Jose Mourinho: Graceless reaction of Chelsea manager a sad effort to hide his own flaws

Chelsea manager’s caustic rant is an awful example of how to take defeat

As the defeated Chelsea squad finally left their dressing room on Saturday, no one stopped to talk; Jose Mourinho similarly refused to do the routine Monday newspapers briefing.

It’s the kind of sorely emotional reaction you get with all teams after a poor result but, this time, it felt bitterly deliberate.

Mourinho clearly wanted his caustic two-minute press conference to be the only public words from Chelsea; to set the agenda. The fact that he refused to take questions, then repeated his sarcastic congratulations to the referee Mike Dean on television in almost identical fashion, emphasises that.

It is a managerial tactic that often works, as blame is evaded because the outlandish nature of their criticism demands focus. Here, it should backfire.

Mourinho deserves the blame for Chelsea’ s 2-1 defeat to Sunderland. He deserves even more criticism for his graceless response to it.

There was a fair amount of indignity on show at Stamford Bridge. Rui Faria started it with a furious attempt to confront Dean following Fabio Borini’s penalty. If Cesar Azpilicueta’s rash slide on Jozy Altidore was a schoolboy decision, this was school playground stuff. The sight of Mourinho restraining his coach by the hair was a truly farcical touchline moment in a Premier League season featuring many of them.

Yet, in barely containing his own ire in front of the media, the Chelsea manager was arguably worse. Faria’s fury at least came in the heat of the moment. Mourinho’s press conference was an attempt at coldly malicious manipulation.

It strikes the wrong tone, in front of the wrong audience. Match of the Day has many young viewers, but few would want to replicate the immature reactions of Mourinho and Faria. Mourinho may not be a role model, but he has put himself forward as a statesman.

There is one caveat. He did congratulate Gus Poyet and Sunderland. Even then, though, Mourinho couldn’t help referencing the “way they won”. He also couldn’t help reverting to the pattern of a career.

The 51-year-old has never been one for public introspection or self-criticism. Stories abound that it isn’t too common in private either. A setback is always someone else’s fault, always some other reason. That siege mentality has undeniably served Mourinho in a glorious career but does occasionally dip into something else.

It is as if he can’t accept any distortion of the narrative built up around him. This defeat did disrupt one of the records that had underscored it, as Mourinho finally lost a match at Stamford Bridge.

That statistic should sting most of all, and is of deeper relevance than his refereeing complaints. Because, if Dean made many questionable calls on Saturday – and some that served Chelsea well, not least the failure to punish Ramires for a nasty swipe with his elbow – they were all understandable in the context of the speed of a match and the limited view referees have. Mourinho himself has called for the fourth officials to be given a monitor to aid such decisions.

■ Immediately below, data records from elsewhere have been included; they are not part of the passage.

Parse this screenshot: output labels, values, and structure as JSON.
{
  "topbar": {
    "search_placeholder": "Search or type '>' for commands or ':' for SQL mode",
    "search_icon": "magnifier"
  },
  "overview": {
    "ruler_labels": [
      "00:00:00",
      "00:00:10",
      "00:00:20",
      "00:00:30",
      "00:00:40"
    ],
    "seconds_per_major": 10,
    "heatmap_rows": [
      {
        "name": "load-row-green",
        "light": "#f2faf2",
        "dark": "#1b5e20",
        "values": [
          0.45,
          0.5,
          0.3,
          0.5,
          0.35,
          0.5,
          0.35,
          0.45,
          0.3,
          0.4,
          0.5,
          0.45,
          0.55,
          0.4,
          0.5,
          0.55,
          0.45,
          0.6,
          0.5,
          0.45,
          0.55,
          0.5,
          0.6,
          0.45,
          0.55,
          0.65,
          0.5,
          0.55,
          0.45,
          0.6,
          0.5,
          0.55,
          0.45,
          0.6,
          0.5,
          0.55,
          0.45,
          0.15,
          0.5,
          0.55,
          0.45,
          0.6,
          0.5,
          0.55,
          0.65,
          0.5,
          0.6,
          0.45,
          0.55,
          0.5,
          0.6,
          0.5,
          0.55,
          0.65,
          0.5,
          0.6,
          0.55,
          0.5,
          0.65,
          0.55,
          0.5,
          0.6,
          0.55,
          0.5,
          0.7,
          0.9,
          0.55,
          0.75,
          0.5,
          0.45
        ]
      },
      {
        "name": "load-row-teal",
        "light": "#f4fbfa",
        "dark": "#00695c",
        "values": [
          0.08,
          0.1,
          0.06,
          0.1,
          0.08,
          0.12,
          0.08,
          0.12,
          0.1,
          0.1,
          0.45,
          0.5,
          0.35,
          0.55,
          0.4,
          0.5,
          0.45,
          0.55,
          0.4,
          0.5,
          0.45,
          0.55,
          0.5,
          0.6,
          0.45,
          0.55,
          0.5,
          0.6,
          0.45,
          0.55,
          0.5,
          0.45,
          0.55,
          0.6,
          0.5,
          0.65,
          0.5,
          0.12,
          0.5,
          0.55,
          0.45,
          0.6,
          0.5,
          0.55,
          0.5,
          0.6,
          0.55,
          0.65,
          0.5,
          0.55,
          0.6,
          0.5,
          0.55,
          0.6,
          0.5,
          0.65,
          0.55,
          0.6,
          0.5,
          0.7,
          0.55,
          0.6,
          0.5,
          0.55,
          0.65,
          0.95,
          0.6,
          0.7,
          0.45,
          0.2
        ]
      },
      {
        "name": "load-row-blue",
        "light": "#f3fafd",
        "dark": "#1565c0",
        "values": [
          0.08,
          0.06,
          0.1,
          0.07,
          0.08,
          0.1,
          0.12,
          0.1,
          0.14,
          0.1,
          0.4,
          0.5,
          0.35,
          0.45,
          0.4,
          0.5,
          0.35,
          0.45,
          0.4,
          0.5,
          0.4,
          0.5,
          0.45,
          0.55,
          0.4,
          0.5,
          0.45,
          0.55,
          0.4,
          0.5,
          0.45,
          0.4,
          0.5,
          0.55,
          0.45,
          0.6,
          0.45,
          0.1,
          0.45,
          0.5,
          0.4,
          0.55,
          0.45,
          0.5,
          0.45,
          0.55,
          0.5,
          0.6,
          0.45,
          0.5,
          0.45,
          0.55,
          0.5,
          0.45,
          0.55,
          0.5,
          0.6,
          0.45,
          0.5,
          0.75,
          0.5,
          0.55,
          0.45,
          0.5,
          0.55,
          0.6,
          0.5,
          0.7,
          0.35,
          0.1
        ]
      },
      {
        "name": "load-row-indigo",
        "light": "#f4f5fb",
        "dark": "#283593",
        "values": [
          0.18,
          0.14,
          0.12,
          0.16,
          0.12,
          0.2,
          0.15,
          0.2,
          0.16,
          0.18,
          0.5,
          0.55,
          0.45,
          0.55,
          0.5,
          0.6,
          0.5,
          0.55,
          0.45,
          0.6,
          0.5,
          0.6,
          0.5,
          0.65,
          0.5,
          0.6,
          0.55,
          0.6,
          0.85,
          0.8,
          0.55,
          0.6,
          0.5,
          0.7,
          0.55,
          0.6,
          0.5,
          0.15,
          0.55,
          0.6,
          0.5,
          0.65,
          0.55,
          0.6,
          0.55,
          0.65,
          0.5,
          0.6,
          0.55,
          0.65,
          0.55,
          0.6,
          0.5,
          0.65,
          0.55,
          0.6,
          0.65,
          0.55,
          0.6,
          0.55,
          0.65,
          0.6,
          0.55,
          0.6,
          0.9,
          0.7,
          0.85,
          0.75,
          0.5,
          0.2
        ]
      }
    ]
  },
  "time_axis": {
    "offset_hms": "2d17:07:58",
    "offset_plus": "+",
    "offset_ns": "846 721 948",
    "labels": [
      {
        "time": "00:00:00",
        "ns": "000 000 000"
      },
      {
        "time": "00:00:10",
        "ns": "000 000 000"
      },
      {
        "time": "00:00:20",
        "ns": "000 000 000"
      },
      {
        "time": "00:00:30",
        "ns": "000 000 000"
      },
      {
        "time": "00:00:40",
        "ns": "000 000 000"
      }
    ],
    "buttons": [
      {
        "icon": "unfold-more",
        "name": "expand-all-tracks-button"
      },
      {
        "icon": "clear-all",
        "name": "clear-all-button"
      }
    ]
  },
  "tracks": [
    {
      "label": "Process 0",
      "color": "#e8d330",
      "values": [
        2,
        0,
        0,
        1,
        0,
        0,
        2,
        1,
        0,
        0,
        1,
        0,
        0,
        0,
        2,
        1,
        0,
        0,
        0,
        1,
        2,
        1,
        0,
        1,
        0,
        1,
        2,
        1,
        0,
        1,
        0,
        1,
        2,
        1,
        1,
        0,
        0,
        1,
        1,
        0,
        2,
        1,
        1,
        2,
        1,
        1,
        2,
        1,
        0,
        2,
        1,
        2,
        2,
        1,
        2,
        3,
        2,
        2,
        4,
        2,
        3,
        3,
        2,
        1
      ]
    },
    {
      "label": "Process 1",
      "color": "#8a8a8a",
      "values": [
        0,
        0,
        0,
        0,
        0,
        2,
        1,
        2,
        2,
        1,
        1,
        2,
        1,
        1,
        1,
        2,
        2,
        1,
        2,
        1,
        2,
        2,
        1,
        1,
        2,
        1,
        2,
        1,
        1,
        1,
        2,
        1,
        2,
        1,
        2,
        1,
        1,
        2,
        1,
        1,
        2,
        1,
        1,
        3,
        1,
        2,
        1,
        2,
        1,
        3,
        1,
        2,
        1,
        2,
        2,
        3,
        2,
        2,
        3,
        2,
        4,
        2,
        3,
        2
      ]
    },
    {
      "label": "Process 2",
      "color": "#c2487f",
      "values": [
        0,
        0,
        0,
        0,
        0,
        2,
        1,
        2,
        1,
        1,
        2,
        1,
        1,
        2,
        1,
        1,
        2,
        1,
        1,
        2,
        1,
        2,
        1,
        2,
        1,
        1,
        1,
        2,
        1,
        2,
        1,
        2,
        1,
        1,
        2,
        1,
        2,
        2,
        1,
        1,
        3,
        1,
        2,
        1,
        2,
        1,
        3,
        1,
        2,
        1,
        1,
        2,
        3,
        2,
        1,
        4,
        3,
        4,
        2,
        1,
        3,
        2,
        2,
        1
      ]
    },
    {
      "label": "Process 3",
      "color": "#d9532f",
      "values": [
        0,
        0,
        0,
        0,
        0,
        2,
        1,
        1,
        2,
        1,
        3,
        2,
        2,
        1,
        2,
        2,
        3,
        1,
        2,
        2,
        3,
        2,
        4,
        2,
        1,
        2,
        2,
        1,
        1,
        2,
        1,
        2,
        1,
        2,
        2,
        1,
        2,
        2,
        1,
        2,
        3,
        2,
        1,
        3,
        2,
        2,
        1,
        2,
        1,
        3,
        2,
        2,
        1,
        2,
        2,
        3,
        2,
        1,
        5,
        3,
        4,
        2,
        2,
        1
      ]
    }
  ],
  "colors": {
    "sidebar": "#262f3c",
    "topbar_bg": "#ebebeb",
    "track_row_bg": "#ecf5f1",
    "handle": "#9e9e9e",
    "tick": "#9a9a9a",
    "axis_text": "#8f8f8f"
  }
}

By contrast, the bare facts of this defeat are all too clear. Chelsea were 1-0 up, against the bottom side in the Premier League, on the back of that home record, in a title race... and still lost.

That is a criminal defeat in the circumstances. It also goes against the cast-iron mentality Mourinho usually imbues in his teams. Champions don’t lose these games, especially when the margins in the race are so unforgiving. They win them. Mourinho himself has repeatedly done so.

Instead, this match displayed a recurring problem of the season. Chelsea don’t score enough goals. They struggle to open sides up. Mourinho may complain about the “profile” of his squad in that regard, but Brendan Rodgers has shown a manager can bring a shift in emphasis regardless. Chelsea were merely laborious. There was no chance to ask Mourinho any of this. In that sense, his press conference worked.

Now, though, he faces a deeper question. If Chelsea fail to lift this title, it will be the first time Mourinho has ever gone two successive years without winning a league. If he also fails to win the Champions League, it will be the first time he has ever gone two successive years without any trophy at all. That would really distort the narrative. Much will depend on the effect of the Sunderland game.

Tomorrow against Atletico, Mourinho must show the best of that siege mentality.

On Saturday, we saw the worst of it.